Fernández, que assumiu recentemente, em dezembro do ano passado, herdou uma situação catastrófica deixada por seu antecessor Mauricio Macri: um país em recessão, fortemente endividado, desindustrializado, com o valor patrimonial das empresas destruído, com altos índices de inflação e pobreza. A orientação liberal do governo anterior havia inclusive extinguido o Ministério de Saúde, rebaixado ao patamar de secretaria em 2018. Em três meses de governo, Fernández já tinha tomado medidas de orientação keynesiana, com políticas protecionistas e de reativação do mercado interno, outorgando ao Estado um papel ativo como elemento intervencionista regulador.

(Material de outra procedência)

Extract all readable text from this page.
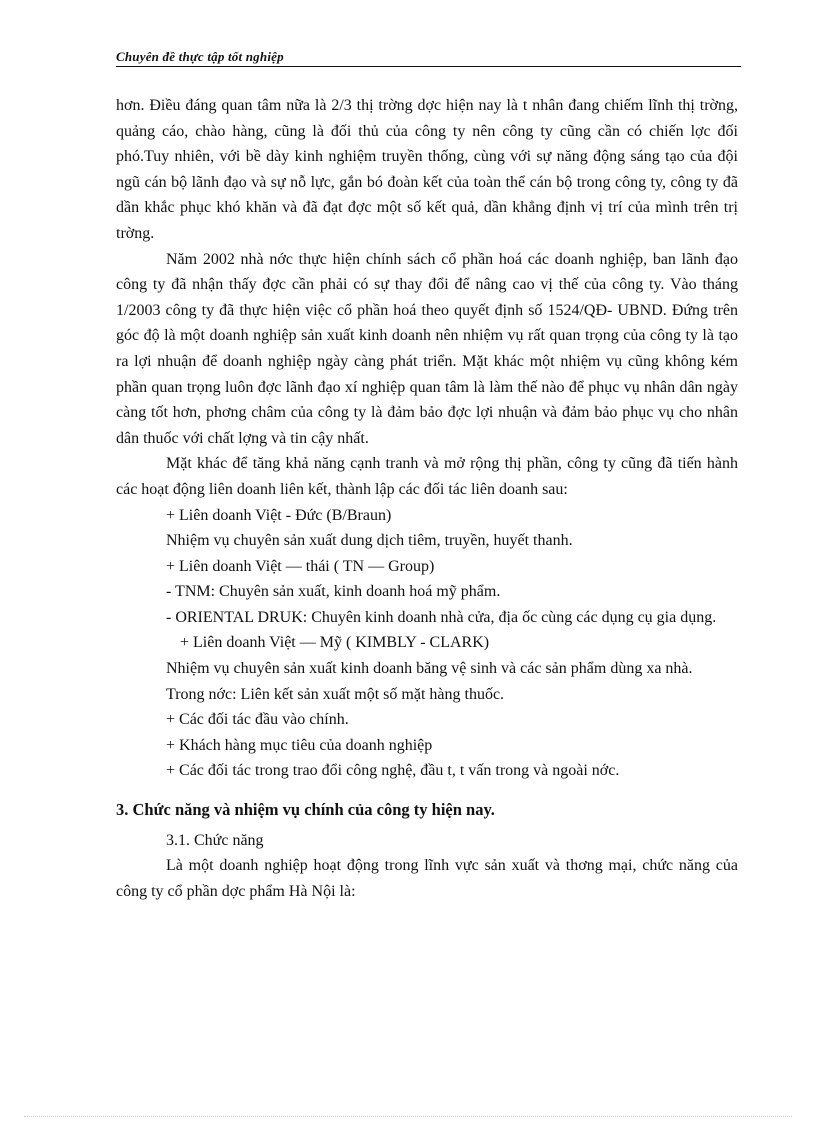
Chuyên đề thực tập tốt nghiệp

hơn. Điều đáng quan tâm nữa là 2/3 thị trờng dợc hiện nay là t nhân đang chiếm lĩnh thị trờng, quảng cáo, chào hàng, cũng là đối thủ của công ty nên công ty cũng cần có chiến lợc đối phó.Tuy nhiên, với bề dày kinh nghiệm truyền thống, cùng với sự năng động sáng tạo của đội ngũ cán bộ lãnh đạo và sự nỗ lực, gắn bó đoàn kết của toàn thể cán bộ trong công ty, công ty đã dần khắc phục khó khăn và đã đạt đợc một số kết quả, dần khẳng định vị trí của mình trên trị trờng.

Năm 2002 nhà nớc thực hiện chính sách cổ phần hoá các doanh nghiệp, ban lãnh đạo công ty đã nhận thấy đợc cần phải có sự thay đổi để nâng cao vị thế của công ty. Vào tháng 1/2003 công ty đã thực hiện việc cổ phần hoá theo quyết định số 1524/QĐ- UBND. Đứng trên góc độ là một doanh nghiệp sản xuất kinh doanh nên nhiệm vụ rất quan trọng của công ty là tạo ra lợi nhuận để doanh nghiệp ngày càng phát triển. Mặt khác một nhiệm vụ cũng không kém phần quan trọng luôn đợc lãnh đạo xí nghiệp quan tâm là làm thế nào để phục vụ nhân dân ngày càng tốt hơn, phơng châm của công ty là đảm bảo đợc lợi nhuận và đảm bảo phục vụ cho nhân dân thuốc với chất lợng và tin cậy nhất.

Mặt khác để tăng khả năng cạnh tranh và mở rộng thị phần, công ty cũng đã tiến hành các hoạt động liên doanh liên kết, thành lập các đối tác liên doanh sau:

+ Liên doanh Việt - Đức (B/Braun)

Nhiệm vụ chuyên sản xuất dung dịch tiêm, truyền, huyết thanh.

+ Liên doanh Việt — thái ( TN — Group)

- TNM: Chuyên sản xuất, kinh doanh hoá mỹ phẩm.

- ORIENTAL DRUK: Chuyên kinh doanh nhà cửa, địa ốc cùng các dụng cụ gia dụng.

+ Liên doanh Việt — Mỹ ( KIMBLY - CLARK)

Nhiệm vụ chuyên sản xuất kinh doanh băng vệ sinh và các sản phẩm dùng xa nhà.

Trong nớc: Liên kết sản xuất một số mặt hàng thuốc.

+ Các đối tác đầu vào chính.

+ Khách hàng mục tiêu của doanh nghiệp

+ Các đối tác trong trao đổi công nghệ, đầu t, t vấn trong và ngoài nớc.

3. Chức năng và nhiệm vụ chính của công ty hiện nay.

3.1. Chức năng

Là một doanh nghiệp hoạt động trong lĩnh vực sản xuất và thơng mại, chức năng của công ty cổ phần dợc phẩm Hà Nội là:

A agenda macroeconômica ultraliberal do ministro da Economia brasileiro, Paulo Guedes, vai no sentido oposto da atual orientação argentina: é não-intervencionista, anti-direitos, privatizante e pró-empresarial. Seu programa incluiu a supressão de direitos trabalhistas e do próprio Ministério do Trabalho, uma regressiva reforma da previdência, a criação de uma Secretaria Especial de Desestatização, Desinvestimento e Mercados, a desvalorização dos salários, cortes orçamentários para as universidades e manutenção do teto de gastos na saúde.
Essa agenda é complementada pelos aspectos genocidas do bolsonarismo. As inúmeras referências ao nazismo e ao fascismo por membros do Executivo convergem com suas características gerais: um governo de extrema direita, estreitamente relacionado com o setor financeiro, com militares das Forças Armadas, com agentes de segurança e milícias; uma ideologia ancorada no irracionalismo de Olavo de Carvalho, com elementos reacionários “terrivelmente cristãos”; uma retórica popular anticorrupção, anticomunista e armamentista, apontando para uma guerra contra a Venezuela.

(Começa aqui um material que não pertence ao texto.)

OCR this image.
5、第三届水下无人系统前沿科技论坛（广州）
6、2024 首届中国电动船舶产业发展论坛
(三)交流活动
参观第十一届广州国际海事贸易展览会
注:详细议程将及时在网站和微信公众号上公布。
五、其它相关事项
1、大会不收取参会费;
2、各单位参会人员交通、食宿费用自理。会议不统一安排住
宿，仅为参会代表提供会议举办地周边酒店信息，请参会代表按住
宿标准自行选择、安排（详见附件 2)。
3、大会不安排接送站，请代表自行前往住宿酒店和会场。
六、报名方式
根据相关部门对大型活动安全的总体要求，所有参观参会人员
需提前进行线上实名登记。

Deutschland über alles ontem, Brasil acima de tudo hoje, porém perfeitamente alinhado com o 'America first' de Trump.
As diferentes posturas adotadas pelos governos do mundo frente ao avanço da pandemia têm sido sintetizadas no dilema saúde versus economia, como uma espécie de escolha trágica. Nesse sentido, a principal justificativa dos governos que não implementaram quarentenas totais que salvariam vidas é o risco da diminuição da atividade econômica e suas consequências, como a falência de empresas e o aumento do desemprego.

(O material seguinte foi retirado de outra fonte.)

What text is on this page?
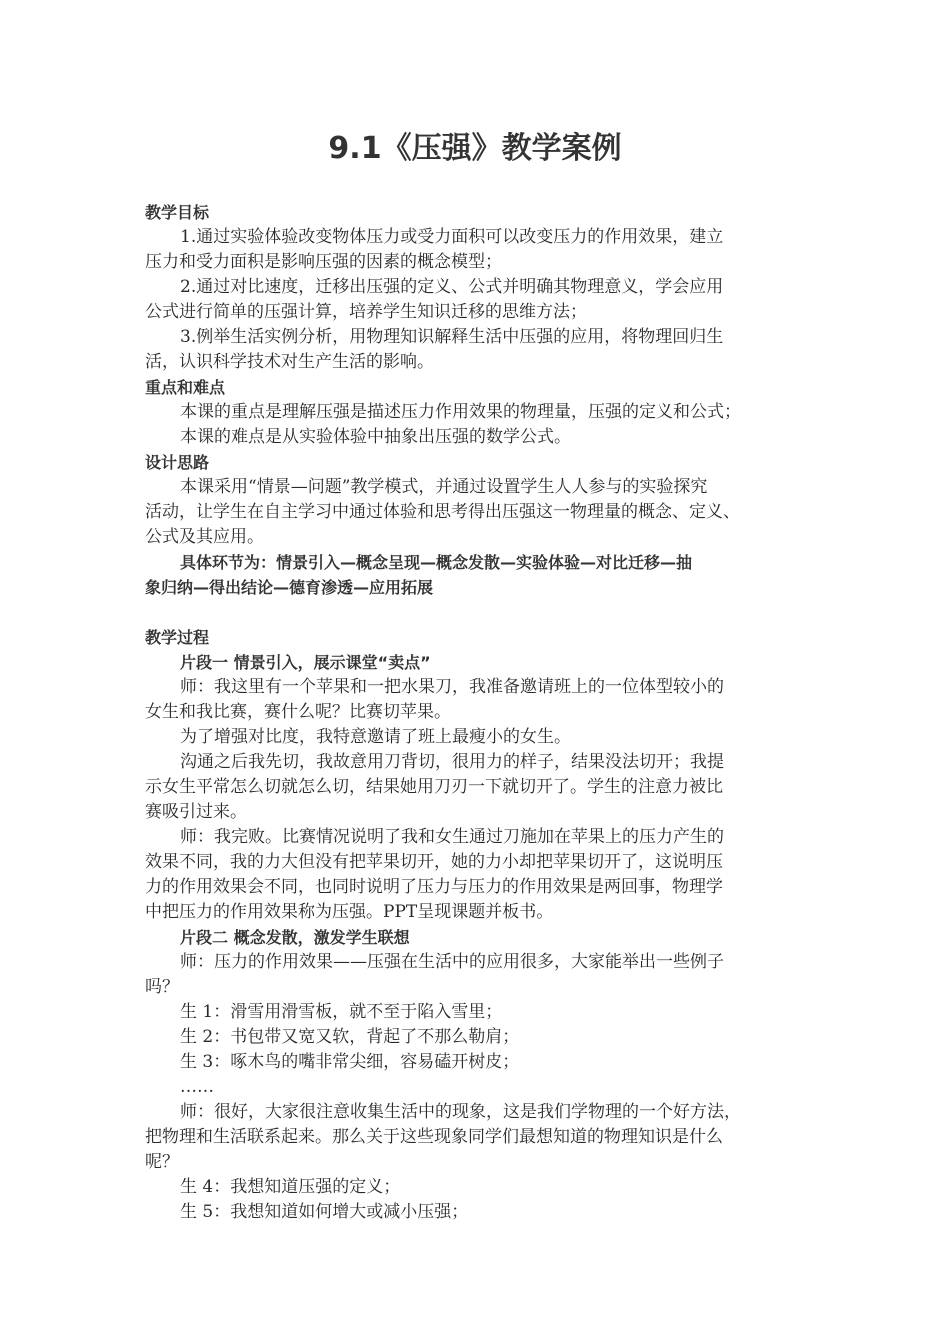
9.1《压强》教学案例
教学目标
1.通过实验体验改变物体压力或受力面积可以改变压力的作用效果，建立
压力和受力面积是影响压强的因素的概念模型；
2.通过对比速度，迁移出压强的定义、公式并明确其物理意义，学会应用
公式进行简单的压强计算，培养学生知识迁移的思维方法；
3.例举生活实例分析，用物理知识解释生活中压强的应用，将物理回归生
活，认识科学技术对生产生活的影响。
重点和难点
本课的重点是理解压强是描述压力作用效果的物理量，压强的定义和公式；
本课的难点是从实验体验中抽象出压强的数学公式。
设计思路
本课采用“情景—问题”教学模式，并通过设置学生人人参与的实验探究
活动，让学生在自主学习中通过体验和思考得出压强这一物理量的概念、定义、
公式及其应用。
具体环节为：情景引入—概念呈现—概念发散—实验体验—对比迁移—抽
象归纳—得出结论—德育渗透—应用拓展
教学过程
片段一 情景引入，展示课堂“卖点”
师：我这里有一个苹果和一把水果刀，我准备邀请班上的一位体型较小的
女生和我比赛，赛什么呢？比赛切苹果。
为了增强对比度，我特意邀请了班上最瘦小的女生。
沟通之后我先切，我故意用刀背切，很用力的样子，结果没法切开；我提
示女生平常怎么切就怎么切，结果她用刀刃一下就切开了。学生的注意力被比
赛吸引过来。
师：我完败。比赛情况说明了我和女生通过刀施加在苹果上的压力产生的
效果不同，我的力大但没有把苹果切开，她的力小却把苹果切开了，这说明压
力的作用效果会不同，也同时说明了压力与压力的作用效果是两回事，物理学
中把压力的作用效果称为压强。PPT呈现课题并板书。
片段二 概念发散，激发学生联想
师：压力的作用效果——压强在生活中的应用很多，大家能举出一些例子
吗？
生 1：滑雪用滑雪板，就不至于陷入雪里；
生 2：书包带又宽又软，背起了不那么勒肩；
生 3：啄木鸟的嘴非常尖细，容易磕开树皮；
……
师：很好，大家很注意收集生活中的现象，这是我们学物理的一个好方法，
把物理和生活联系起来。那么关于这些现象同学们最想知道的物理知识是什么
呢？
生 4：我想知道压强的定义；
生 5：我想知道如何增大或减小压强；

Diante dessa suposta disjuntiva, o presidente argentino declarou que preferia “10% mais de pobres e não 100 mil mortos por conta do coronavírus” e que “da morte não se volta, mas a economia se recupera". Já o presidente brasileiro, priorizando a economia, chegou a lançar uma campanha com o slogan “o Brasil não pode parar” - proibida pela Justiça e logo desmentida pela Presidência - porque, segundo ele, afinal “todos nós iremos morrer um dia”.
Como foi analisado, a enorme divergência na quantidade de mortes pelo novo coronavírus no Brasil e na Argentina parece estar ligada ao estabelecimento da quarentena obrigatória, que, por sua vez, depende da iniciativa do Executivo federal e reflete sua orientação político-econômica. No pós-pandemia, será possível ver se “a opção pela economia” vai se reverter em indicadores econômicos mais favoráveis que os dos países que preferiram minimizar o desastre humanitário. As recentes análises do Banco Mundial indicam que a tendência não será bem essa: o organismo projeta níveis de queda do PIB parecidos para Brasil (-5%) e Argentina (-5,2%) em 2020.
*Valentina Suárez Baldo é assistente social e doutora em Política Social pela Universidade Federal Fluminense (UFF) e Arthur Lobo Costa Mattos é psicólogo e mestre em Saúde Coletiva pela Universidade do Estado do Rio de Janeiro (UERJ).